At trial, Hobbs’ claim failed. The trial judge concluded that the letter of December 16, 1999 and the Solicitor’s Agreement were “best viewed as one contract in two instalments executed over a very short time”. On appeal, sanity prevailed. The trial judgment was set aside and a commission claim was awarded.

The reasoning of the Court of Appeal was threefold to show that the second agreement was discrete and hence required fresh consideration.

Firstly, there was no reference in the initial letter of December 16, 1999 to the need to execute a second agreement.

Secondly, the Solicitor’s Agreement could not be regarded as a second part of the original contract as it contained terms which were at odds with the commission structure which had been agreed.

Thirdly, the second terms were given to Hobbs after he had been hired.

For these reasons, the Solicitor’s Agreement was a term, amending the existing contract and not part of it. Hence the amendment required consideration to be effective.

The Court of Appeal cautioned trial judges in the application of Maguire and to look for real consideration to support the effectiveness of a new contractual term. This decision spoke to the inequality of bargaining power expressed by the Supreme Court referenced in the interpretation section above.
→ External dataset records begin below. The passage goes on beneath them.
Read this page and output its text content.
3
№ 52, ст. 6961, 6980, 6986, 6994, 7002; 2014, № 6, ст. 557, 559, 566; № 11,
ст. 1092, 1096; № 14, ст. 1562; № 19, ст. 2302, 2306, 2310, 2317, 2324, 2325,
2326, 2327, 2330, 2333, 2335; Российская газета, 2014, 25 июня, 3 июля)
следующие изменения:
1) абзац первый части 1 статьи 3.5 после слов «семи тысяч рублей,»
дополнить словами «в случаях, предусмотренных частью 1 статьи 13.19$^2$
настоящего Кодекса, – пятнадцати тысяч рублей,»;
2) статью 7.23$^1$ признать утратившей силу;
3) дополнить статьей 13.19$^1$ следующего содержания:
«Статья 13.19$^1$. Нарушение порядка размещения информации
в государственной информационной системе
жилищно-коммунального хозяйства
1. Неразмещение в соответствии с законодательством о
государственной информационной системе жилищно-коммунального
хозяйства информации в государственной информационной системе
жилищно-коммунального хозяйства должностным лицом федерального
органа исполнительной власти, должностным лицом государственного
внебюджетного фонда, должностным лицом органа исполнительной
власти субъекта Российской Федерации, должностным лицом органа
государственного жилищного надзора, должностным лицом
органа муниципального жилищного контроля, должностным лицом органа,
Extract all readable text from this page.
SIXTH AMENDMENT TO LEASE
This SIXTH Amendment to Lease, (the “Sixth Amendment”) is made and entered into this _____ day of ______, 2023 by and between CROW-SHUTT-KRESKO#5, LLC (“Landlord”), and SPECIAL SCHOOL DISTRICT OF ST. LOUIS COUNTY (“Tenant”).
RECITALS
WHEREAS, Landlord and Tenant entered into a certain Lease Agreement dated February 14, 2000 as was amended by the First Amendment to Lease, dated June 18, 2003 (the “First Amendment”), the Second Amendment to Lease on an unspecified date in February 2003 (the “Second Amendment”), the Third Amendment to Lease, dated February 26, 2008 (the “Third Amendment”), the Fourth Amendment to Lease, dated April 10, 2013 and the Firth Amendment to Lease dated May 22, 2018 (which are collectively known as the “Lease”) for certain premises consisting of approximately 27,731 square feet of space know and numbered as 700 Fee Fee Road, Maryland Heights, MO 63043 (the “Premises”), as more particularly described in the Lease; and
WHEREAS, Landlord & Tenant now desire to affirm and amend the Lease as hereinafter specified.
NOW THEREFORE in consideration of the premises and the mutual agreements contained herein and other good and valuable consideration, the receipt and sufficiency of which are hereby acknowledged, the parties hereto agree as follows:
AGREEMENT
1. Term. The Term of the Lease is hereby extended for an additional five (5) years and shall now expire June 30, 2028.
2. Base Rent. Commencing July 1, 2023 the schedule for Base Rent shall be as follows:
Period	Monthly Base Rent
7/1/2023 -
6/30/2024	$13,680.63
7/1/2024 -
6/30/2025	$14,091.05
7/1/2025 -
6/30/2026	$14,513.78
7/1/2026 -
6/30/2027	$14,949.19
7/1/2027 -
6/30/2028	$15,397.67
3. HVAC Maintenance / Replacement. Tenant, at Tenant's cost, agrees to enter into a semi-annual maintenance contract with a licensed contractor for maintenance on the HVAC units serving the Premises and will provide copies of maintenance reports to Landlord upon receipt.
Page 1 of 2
The requirement of consideration to support an amended agreement is especially important in the employment context where, generally, there is inequality of bargaining power between employees and employers.  Some employees may enjoy a measure of bargaining power when negotiating the terms of prospective employment, but once they have been hired and are dependent on the remuneration of the new job, they become more vulnerable.  The law recognizes this vulnerability, and the courts should be careful to apply Maguire and Techform Products only when, on the facts of the case, the employee gains increased security of employment, or other consideration, for agreeing to the new terms of employment.

Inherent Vulnerability

The Ontario Court of Appeal noted that in Braiden v La-z-Boy that in the employment context, recognition must be given to the inherent vulnerability of the employee’s circumstance which provided added momentum for the new consideration to support the enforceability of a limiting term:

   The requirement of consideration to support a change to the terms of an agreement is especially important in the employment context where, generally, there is inequality of bargaining power between employees and employers.  Some employees may enjoy a measure of bargaining power when negotiating the terms of prospective employment but once they have been hired and are dependent on the remuneration of the job, they become more vulnerable.

[50]         Recognition of this vulnerability is now so firmly embedded in the jurisprudence that it need hardly be recited.  In Ceccol v. Ontario Gymnastic Federation 2001 CanLII 8589 (ON CA), (2001), 55 O.R. (3d) 614 at paras. 47 - 48 (C.A.), MacPherson J.A. summarized the jurisprudence in the following terms:

In an important line of cases in recent years, the Supreme Court of Canada has discussed, often with genuine eloquence, the role work plays in a person’s life, the imbalance in many employer-employee relationships and the desirability of interpreting legislation and the common law to provide a measure of protection to vulnerable employees [citations omitted].

These factors have clearly influenced the interpretation of employment contracts.  In Wallace, Iacobucci J. said, at pp. 740-41:

The contract of employment has many characteristics that set it apart from the ordinary commercial contract.  Some of the views on this subject that have already been approved of in previous decisions of this Court (see e.g. Machtinger, supra) bear repeating.  As K. Swinton noted in “Contract Law and the Employment Relationship: The Proper Forum for Reform”, in B.J. Reiter and J. Swan, eds., Studies in Contract Law (1980), 357, at p. 363:

… the terms of the employment contract rarely result from an exercise of free bargaining power in the way that the paradigm commercial exchange between two traders does.  Individual employees on the whole lack both the bargaining power and the information necessary to achieve more favourable contract provisions than those offered by the employer, particularly with regard to tenure.